Patrick O’Brien

That  men of extraordinary stature, called giants, have frequently existed, we know, but there is no good reason to believe that the general stature of man was ever different from what it now is. If men were either smaller or larger than they are, they would be ill proportioned to the condition of things around them; beside, those of extraordinary height have usually a feeble pulse, and short lives. Those greatly below the usual stature, generally die early. It is fair to infer from these facts, that the present average height of man is the permanent standard.
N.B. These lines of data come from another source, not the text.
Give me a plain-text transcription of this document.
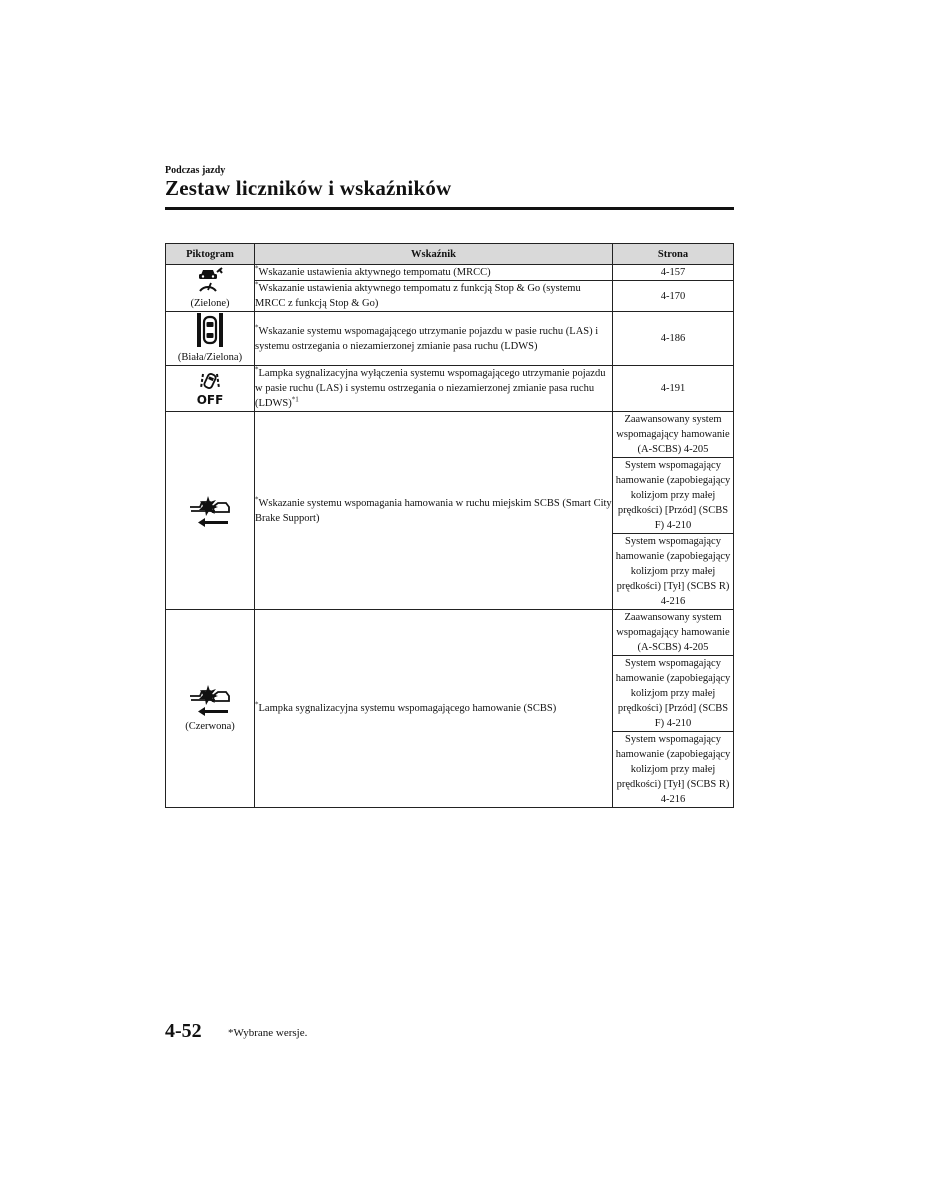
Podczas jazdy
Zestaw liczników i wskaźników
Piktogram	Wskaźnik	Strona

(Zielone)	*Wskazanie ustawienia aktywnego tempomatu (MRCC)	4-157
	*Wskazanie ustawienia aktywnego tempomatu z funkcją Stop & Go (systemu MRCC z funkcją Stop & Go)	4-170

(Biała/Zielona)	*Wskazanie systemu wspomagającego utrzymanie pojazdu w pasie ruchu (LAS) i systemu ostrzegania o niezamierzonej zmianie pasa ruchu (LDWS)	4-186

OFF	*Lampka sygnalizacyjna wyłączenia systemu wspomagającego utrzymanie pojazdu w pasie ruchu (LAS) i systemu ostrzegania o niezamierzonej zmianie pasa ruchu (LDWS)$^{*1}$	4-191

	*Wskazanie systemu wspomagania hamowania w ruchu miejskim SCBS (Smart City Brake Support)	Zaawansowany system wspomagający hamowanie (A-SCBS) 4-205
		System wspomagający hamowanie (zapobiegający kolizjom przy małej prędkości) [Przód] (SCBS F) 4-210
		System wspomagający hamowanie (zapobiegający kolizjom przy małej prędkości) [Tył] (SCBS R) 4-216

(Czerwona)	*Lampka sygnalizacyjna systemu wspomagającego hamowanie (SCBS)	Zaawansowany system wspomagający hamowanie (A-SCBS) 4-205
		System wspomagający hamowanie (zapobiegający kolizjom przy małej prędkości) [Przód] (SCBS F) 4-210
		System wspomagający hamowanie (zapobiegający kolizjom przy małej prędkości) [Tył] (SCBS R) 4-216
4-52 *Wybrane wersje.
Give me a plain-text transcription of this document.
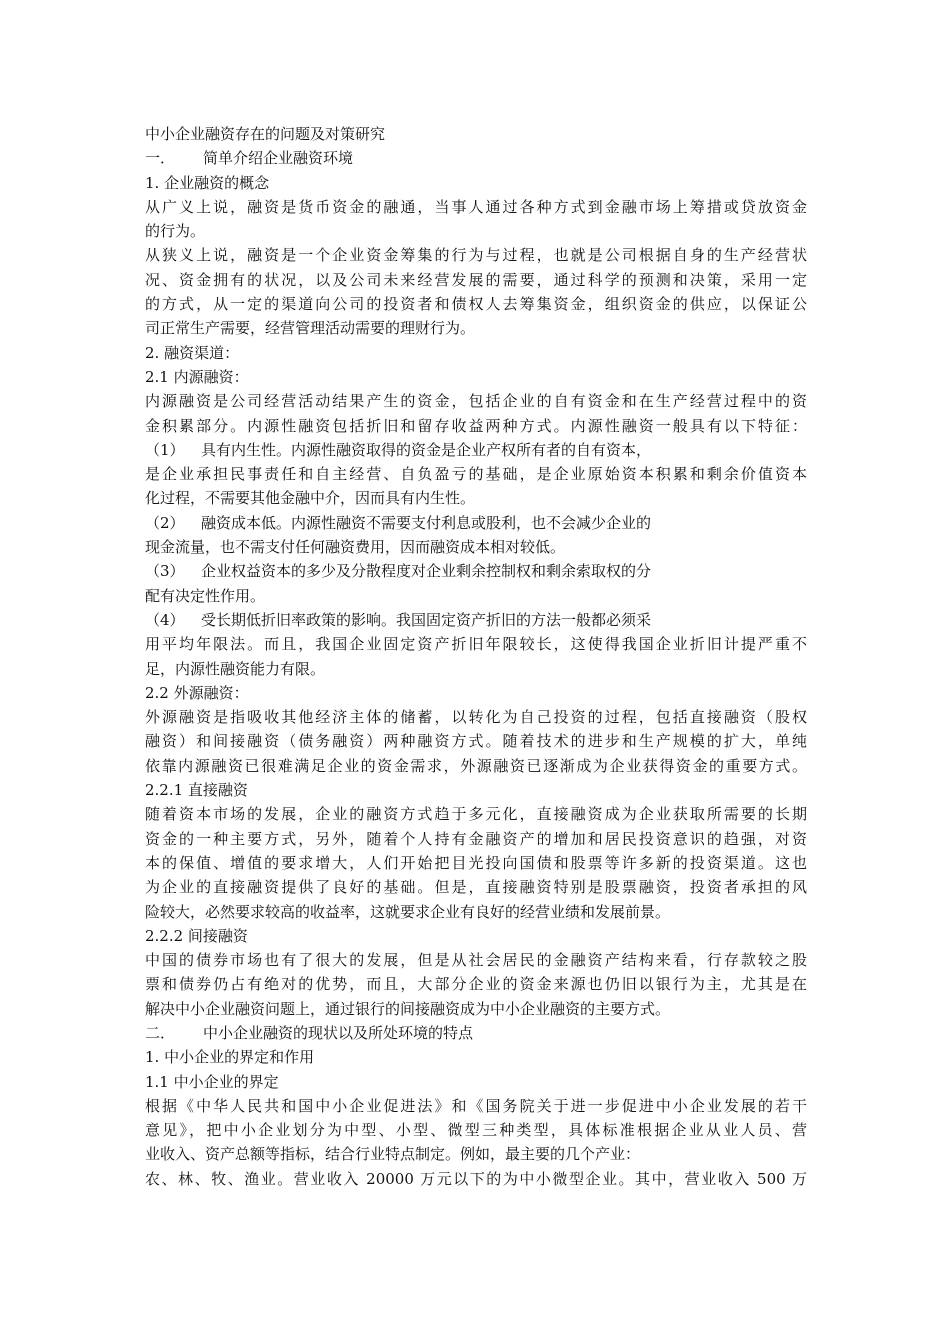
中小企业融资存在的问题及对策研究
一． 简单介绍企业融资环境
1. 企业融资的概念
从广义上说，融资是货币资金的融通，当事人通过各种方式到金融市场上筹措或贷放资金
的行为。
从狭义上说，融资是一个企业资金筹集的行为与过程，也就是公司根据自身的生产经营状
况、资金拥有的状况，以及公司未来经营发展的需要，通过科学的预测和决策，采用一定
的方式，从一定的渠道向公司的投资者和债权人去筹集资金，组织资金的供应，以保证公
司正常生产需要，经营管理活动需要的理财行为。
2. 融资渠道：
2.1 内源融资：
内源融资是公司经营活动结果产生的资金，包括企业的自有资金和在生产经营过程中的资
金积累部分。内源性融资包括折旧和留存收益两种方式。内源性融资一般具有以下特征：
（1） 具有内生性。内源性融资取得的资金是企业产权所有者的自有资本，
是企业承担民事责任和自主经营、自负盈亏的基础，是企业原始资本积累和剩余价值资本
化过程，不需要其他金融中介，因而具有内生性。
（2） 融资成本低。内源性融资不需要支付利息或股利，也不会减少企业的
现金流量，也不需支付任何融资费用，因而融资成本相对较低。
（3） 企业权益资本的多少及分散程度对企业剩余控制权和剩余索取权的分
配有决定性作用。
（4） 受长期低折旧率政策的影响。我国固定资产折旧的方法一般都必须采
用平均年限法。而且，我国企业固定资产折旧年限较长，这使得我国企业折旧计提严重不
足，内源性融资能力有限。
2.2 外源融资：
外源融资是指吸收其他经济主体的储蓄，以转化为自己投资的过程，包括直接融资（股权
融资）和间接融资（债务融资）两种融资方式。随着技术的进步和生产规模的扩大，单纯
依靠内源融资已很难满足企业的资金需求，外源融资已逐渐成为企业获得资金的重要方式。
2.2.1 直接融资
随着资本市场的发展，企业的融资方式趋于多元化，直接融资成为企业获取所需要的长期
资金的一种主要方式，另外，随着个人持有金融资产的增加和居民投资意识的趋强，对资
本的保值、增值的要求增大，人们开始把目光投向国债和股票等许多新的投资渠道。这也
为企业的直接融资提供了良好的基础。但是，直接融资特别是股票融资，投资者承担的风
险较大，必然要求较高的收益率，这就要求企业有良好的经营业绩和发展前景。
2.2.2 间接融资
中国的债券市场也有了很大的发展，但是从社会居民的金融资产结构来看，行存款较之股
票和债券仍占有绝对的优势，而且，大部分企业的资金来源也仍旧以银行为主，尤其是在
解决中小企业融资问题上，通过银行的间接融资成为中小企业融资的主要方式。
二． 中小企业融资的现状以及所处环境的特点
1. 中小企业的界定和作用
1.1 中小企业的界定
根据《中华人民共和国中小企业促进法》和《国务院关于进一步促进中小企业发展的若干
意见》，把中小企业划分为中型、小型、微型三种类型，具体标准根据企业从业人员、营
业收入、资产总额等指标，结合行业特点制定。例如，最主要的几个产业：
农、林、牧、渔业。营业收入 20000 万元以下的为中小微型企业。其中，营业收入 500 万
Among the mummies of Egypt, or the ancient remains of mankind found in other countries, there appears to be no general deviation from the common height.

Of the individual instances of great stature, Patrick O'Brien, born in the county of Kinsale, Ireland, in 1761, affords a memorable instance. He was put to the trade of a bricklayer, but such was his height at eighteen, that he was taken to England, and shown as the Irish giant. At twenty-five he attained the height of eight feet and seven inches; and, though not well made, his bulk was proportioned to his height. He continued to exhibit himself for several years, when, having realized an independence, he retired to the vicinity of Epping forest, where he died, in 1806. He was peculiarly mild and gentle in his character and manners. His body was enclosed in a leaden coffin, 9 feet 2 inches long, and to prevent any attempt to disturb his remains, his grave, by his own direction, was sunk twelve feet in the solid rock.